Molecular biology methods

Solid-phase peptide synthesis works quicker than classical synthesis, although still much more slowly than a living cell (Kent 1988). Currently, many studies are focusing on the development of synthetic genes for the delivery and expression of bioactive peptides or their precursors in microbial cells. This could be a good alternative to food protein hydrolysis because the amount of bioactive peptides available in food products is limited by protein concentration. For example antimicrobial lactoferricin is released during the enzymatic hydrolysis of milk lactoferrin; however, the concentration of lactoferrin is low in bovine milk (Kim et al. 2006; Renye and Somkuti 2007).

The manufacture of larger amounts of peptides needed for food supplementation may be possible by using food-grade dairy fermentation bacteria as peptide production systems. For example two peptides, the 11-residue antimicrobial peptide from bovine lactoferrin (BL-11) (RRWQWRMKKLG) and the 12-residue ACE inhibitory peptide from αs1-casein (C-12) (FFVAPFPEVFGK), have been cloned in Streptococcus thermophilus bacteria. Nucleic acid sequences encoding the peptides were generated by overlapping PCR and were subsequently cloned into a new expression vector (Renye and Somkuti 2007).

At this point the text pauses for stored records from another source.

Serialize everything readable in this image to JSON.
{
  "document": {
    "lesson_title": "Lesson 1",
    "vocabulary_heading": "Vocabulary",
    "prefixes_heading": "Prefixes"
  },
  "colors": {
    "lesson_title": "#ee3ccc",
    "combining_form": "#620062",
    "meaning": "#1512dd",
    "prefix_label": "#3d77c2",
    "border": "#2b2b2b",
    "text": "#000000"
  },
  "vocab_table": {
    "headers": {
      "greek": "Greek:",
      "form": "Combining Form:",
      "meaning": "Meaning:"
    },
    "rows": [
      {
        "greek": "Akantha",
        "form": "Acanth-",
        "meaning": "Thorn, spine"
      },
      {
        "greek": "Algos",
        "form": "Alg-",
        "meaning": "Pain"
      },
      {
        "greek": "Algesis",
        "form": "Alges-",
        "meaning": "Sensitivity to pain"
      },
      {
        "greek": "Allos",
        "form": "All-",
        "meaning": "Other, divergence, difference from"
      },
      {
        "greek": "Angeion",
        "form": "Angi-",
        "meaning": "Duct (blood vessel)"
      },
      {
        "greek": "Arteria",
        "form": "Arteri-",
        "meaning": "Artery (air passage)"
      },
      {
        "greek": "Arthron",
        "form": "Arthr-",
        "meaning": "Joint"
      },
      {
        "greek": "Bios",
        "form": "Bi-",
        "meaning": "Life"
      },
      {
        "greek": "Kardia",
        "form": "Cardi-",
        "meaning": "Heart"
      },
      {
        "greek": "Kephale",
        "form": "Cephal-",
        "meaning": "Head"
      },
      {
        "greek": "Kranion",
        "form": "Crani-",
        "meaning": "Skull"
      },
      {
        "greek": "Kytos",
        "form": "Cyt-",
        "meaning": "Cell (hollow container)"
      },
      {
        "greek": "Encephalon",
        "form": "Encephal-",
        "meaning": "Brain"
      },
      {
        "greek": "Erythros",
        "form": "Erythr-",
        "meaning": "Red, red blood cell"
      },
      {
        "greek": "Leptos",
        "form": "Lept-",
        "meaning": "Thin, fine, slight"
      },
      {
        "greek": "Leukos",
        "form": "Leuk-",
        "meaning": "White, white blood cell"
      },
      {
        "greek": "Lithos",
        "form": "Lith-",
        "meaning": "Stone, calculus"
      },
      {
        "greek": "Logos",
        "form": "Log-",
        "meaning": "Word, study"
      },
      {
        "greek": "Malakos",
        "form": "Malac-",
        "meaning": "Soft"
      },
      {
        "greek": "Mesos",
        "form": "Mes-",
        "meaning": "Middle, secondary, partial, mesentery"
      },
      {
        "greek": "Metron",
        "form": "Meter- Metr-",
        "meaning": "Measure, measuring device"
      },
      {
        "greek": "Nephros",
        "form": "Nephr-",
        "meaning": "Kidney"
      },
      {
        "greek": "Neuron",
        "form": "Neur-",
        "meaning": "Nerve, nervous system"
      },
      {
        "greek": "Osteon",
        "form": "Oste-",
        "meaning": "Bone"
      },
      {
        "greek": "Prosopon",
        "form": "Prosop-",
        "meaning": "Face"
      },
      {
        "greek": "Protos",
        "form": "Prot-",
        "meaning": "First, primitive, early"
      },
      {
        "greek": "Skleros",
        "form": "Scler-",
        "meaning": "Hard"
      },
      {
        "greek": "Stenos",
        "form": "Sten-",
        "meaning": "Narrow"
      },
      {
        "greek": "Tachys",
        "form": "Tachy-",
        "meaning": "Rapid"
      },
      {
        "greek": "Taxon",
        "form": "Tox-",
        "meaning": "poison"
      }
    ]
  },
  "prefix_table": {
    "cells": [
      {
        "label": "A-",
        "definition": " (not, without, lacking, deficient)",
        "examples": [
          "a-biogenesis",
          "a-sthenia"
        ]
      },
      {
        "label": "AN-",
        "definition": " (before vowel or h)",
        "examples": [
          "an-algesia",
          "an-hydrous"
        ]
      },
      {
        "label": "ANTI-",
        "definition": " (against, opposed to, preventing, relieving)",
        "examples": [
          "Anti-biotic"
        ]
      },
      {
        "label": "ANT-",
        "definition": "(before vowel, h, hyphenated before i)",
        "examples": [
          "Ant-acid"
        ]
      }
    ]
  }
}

Lactoferricin, an antimicrobial peptide, was successfully multimerized and expressed in Escherichia coli BL21(DE3). About 60 mg of pure peptide with a molecular weight similar to that of the chemically synthesized lactoferricin was obtained from 1 L of E. coli culture (Kim et al. 2006). The successful expression of the antimicrobial peptide buforin II as a concatemeric multimer in E. coli was also reported (Kim et al. 2006).

Another technique for manufacturing bioactive peptides includes the expression of recombinant protein in the microbial cell followed by the hydrolysis of the fusion protein by microbial proteinase. For example recombinant lactoferricin B was cleaved successfully to a novel hybrid antimicrobial peptide LFT33 by enterokinase (Feng et al. 2011).

Bioactive peptides can be obtained directly from living organisms by the hydrolysis of proteins or by chemical synthesis and these approaches are not cost-effective. A biological expression system using genetic techniques based on a fusion technology would be a more efficient method for the production of bioactive peptides (Kim et al. 2006; Renye and Somkuti 2007). However, the molecular biology research has led to the availability of amino acid sequence data determined by the cloning and cDNA sequencing of genes. However, in many cases, the proteins themselves have never been isolated and their properties are largely unknown (Kent 1988).